O transplante é um procedimento cirúrgico em que há reposição de um órgão (coração, pâncreas, pulmão, fígado, rim) ou de tecidos (medula óssea, ossos, córneas) de um indivíduo doente por outro órgão ou tecido saudável de um doador, morto ou vivo. A doação após a morte acontece quando a pessoa é diagnosticada com morte encefálica e sua família autoriza a retirada de seus órgãos para transplantes. Já, a doação em vida é um ato voluntário do próprio doador e, de acordo com a legislação brasileira, só pode ser feita por parentes de até quarto grau do receptor ou pelo cônjuge. "Se não for familiar, é exigida a autorização judicial, para evitar qualquer possibilidade de comércio", explica o médico Valter Duro Garcia, presidente da Associação Brasileira de Transplante de Órgãos (ABTO). Além disso, é preciso que o doador seja maior de idade e saudável. Um médico deverá avaliar a história clínica da pessoa e suas doenças prévias. A compatibilidade sanguínea é primordial em todos os casos. Há também testes especiais para selecionar o doador que apresenta maior chance de sucesso.

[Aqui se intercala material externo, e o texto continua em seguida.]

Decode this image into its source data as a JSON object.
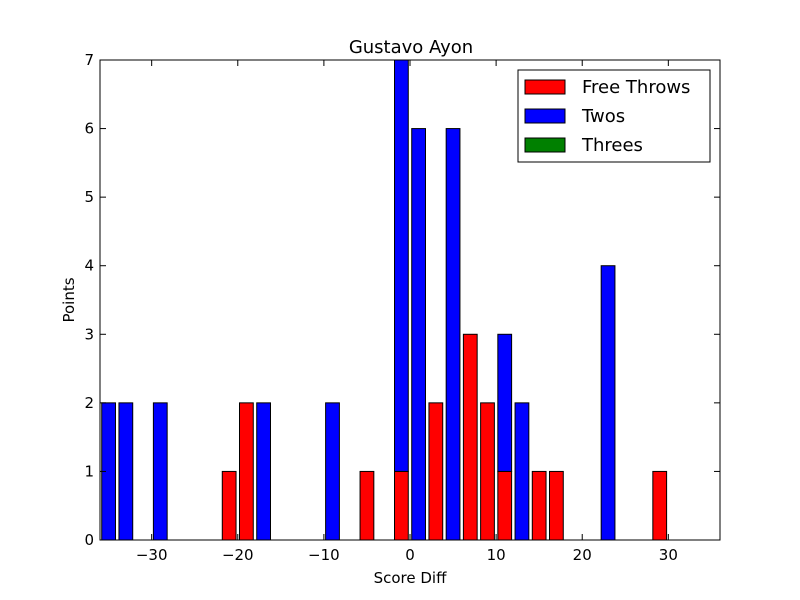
{
  "chart_data": {
    "type": "bar",
    "title": "Gustavo Ayon",
    "xlabel": "Score Diff",
    "ylabel": "Points",
    "xlim": [
      -36,
      36
    ],
    "ylim": [
      0,
      7
    ],
    "xticks": [
      -30,
      -20,
      -10,
      0,
      10,
      20,
      30
    ],
    "xtick_labels": [
      "−30",
      "−20",
      "−10",
      "0",
      "10",
      "20",
      "30"
    ],
    "yticks": [
      0,
      1,
      2,
      3,
      4,
      5,
      6,
      7
    ],
    "ytick_labels": [
      "0",
      "1",
      "2",
      "3",
      "4",
      "5",
      "6",
      "7"
    ],
    "bar_width": 1.6,
    "x": [
      -35,
      -33,
      -31,
      -29,
      -27,
      -25,
      -23,
      -21,
      -19,
      -17,
      -15,
      -13,
      -11,
      -9,
      -7,
      -5,
      -3,
      -1,
      1,
      3,
      5,
      7,
      9,
      11,
      13,
      15,
      17,
      19,
      21,
      23,
      25,
      27,
      29,
      31,
      33,
      35
    ],
    "grid": false,
    "legend_position": "top-right",
    "series": [
      {
        "name": "Free Throws",
        "color": "#ff0000",
        "values": [
          0,
          0,
          0,
          0,
          0,
          0,
          0,
          1,
          2,
          0,
          0,
          0,
          0,
          0,
          0,
          1,
          0,
          1,
          0,
          2,
          0,
          3,
          2,
          1,
          0,
          1,
          1,
          0,
          0,
          0,
          0,
          0,
          1,
          0,
          0,
          0
        ]
      },
      {
        "name": "Twos",
        "color": "#0000ff",
        "values": [
          2,
          2,
          0,
          2,
          0,
          0,
          0,
          0,
          0,
          2,
          0,
          0,
          0,
          2,
          0,
          0,
          0,
          6,
          6,
          0,
          6,
          0,
          0,
          2,
          2,
          0,
          0,
          0,
          0,
          4,
          0,
          0,
          0,
          0,
          0,
          0
        ]
      },
      {
        "name": "Threes",
        "color": "#008000",
        "values": [
          0,
          0,
          0,
          0,
          0,
          0,
          0,
          0,
          0,
          0,
          0,
          0,
          0,
          0,
          0,
          0,
          0,
          0,
          0,
          0,
          0,
          0,
          0,
          0,
          0,
          0,
          0,
          0,
          0,
          0,
          0,
          0,
          0,
          0,
          0,
          0
        ]
      }
    ]
  }
}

Segundo Valter, os órgãos que podem ser doados em vida são: rim (são os casos mais comuns), parte do fígado (menos frequente, mas possível pela sua capacidade de regeneração), parte do pulmão (casos raros, geralmente para crianças e com a necessidade de dois doadores para um receptor) e até mesmo parte do pâncreas e do intestino (ambos em situações excepcionais). "No Brasil, são realizados, por ano, com doadores vivos, cerca de 1,2 mil a 2 mil transplantes de rim, 120 a 160 de fígado e um a três de pulmão", afirma o médico. Com relação aos tecidos, o único que pode ser transplantado em vida, e somente em vida, é o das células hematopoiéticas, ou seja, da medula óssea. Nesse caso, a pessoa não precisa ter laços de parentesco com o doente. "É só ir ao banco de medula, coletar uma amostra de sangue e, se alguém que precisar do transplante for imunologicamente compatível, será solicitada a doação da medula óssea", explica o clínico-geral Leonardo Borges, coordenador da Organização de Procura de Órgãos do Hospital das Clínicas da Faculdade de Medicina da Universidade de São Paulo (USP). Por não apresentar riscos ao doador, essa é a única forma de transplante que permite que crianças e gestantes também sejam doadoras. Para os demais órgãos, no entanto, os riscos existem e são os mesmos inerentes a qualquer cirurgia. "Apesar de toda investigação prévia demonstrando que o doador é saudável, a remoção de órgãos apresenta o risco da anestesia e de embolia pulmonar, além daqueles que envolvem o procedimento, como sangramento e infecção", esclarece Valter Garcia. Porém, ele afirma que, realizando-se as avaliações médicas adequadas no paciente e tomando-se as devidas medidas de prevenção, com uma equipe experiente, os riscos são mínimos. "Se eles fossem altos, a gente não faria", complementa Leonardo.
São diversas as doenças que podem levar à necessidade desses transplantes. No caso do rim, a hipertensão e o diabetes são as principais causas da perda de função do órgão. Já o fígado precisa ser substituído quando os pacientes apresentam falência hepática provocada por problemas agudos, como hepatite fulminante, ou crônicos, como cirrose, ou mesmo por tumores na região. O transplante pulmonar, por sua vez, é indicado para doenças terminais, geradas por fibroses, enfisemas e doenças obstrutivas crônicas. No caso da medula óssea, a cirurgia é recomendada para tratar pacientes com anemia aplástica, leucemias, linfomas e mieloma múltiplo. "Após a operação, a maioria dos receptores apresenta excelente reabilitação, com retorno às atividades habituais", afirma o presidente da ABTO. "Mas a recuperação depende do tipo de transplante e da gravidade que o paciente estava na época. Devido aos riscos de rejeição e de outras complicações, ele fica de uma a quatro semanas internado e deve tomar medicação imunossupressora o resto da vida". O doador, no entanto, apresenta recuperação muito mais rápida. "No caso do transplante renal, por exemplo, ele fica internado de três a cinco dias e retoma suas atividades normais, como dirigir e trabalhar, em torno de três semanas", conta o médico. Após esse período, ele volta a ter uma vida normal, sem nenhuma restrição física ou alimentar - mas deve fazer uma avaliação clínico-laboratorial anual.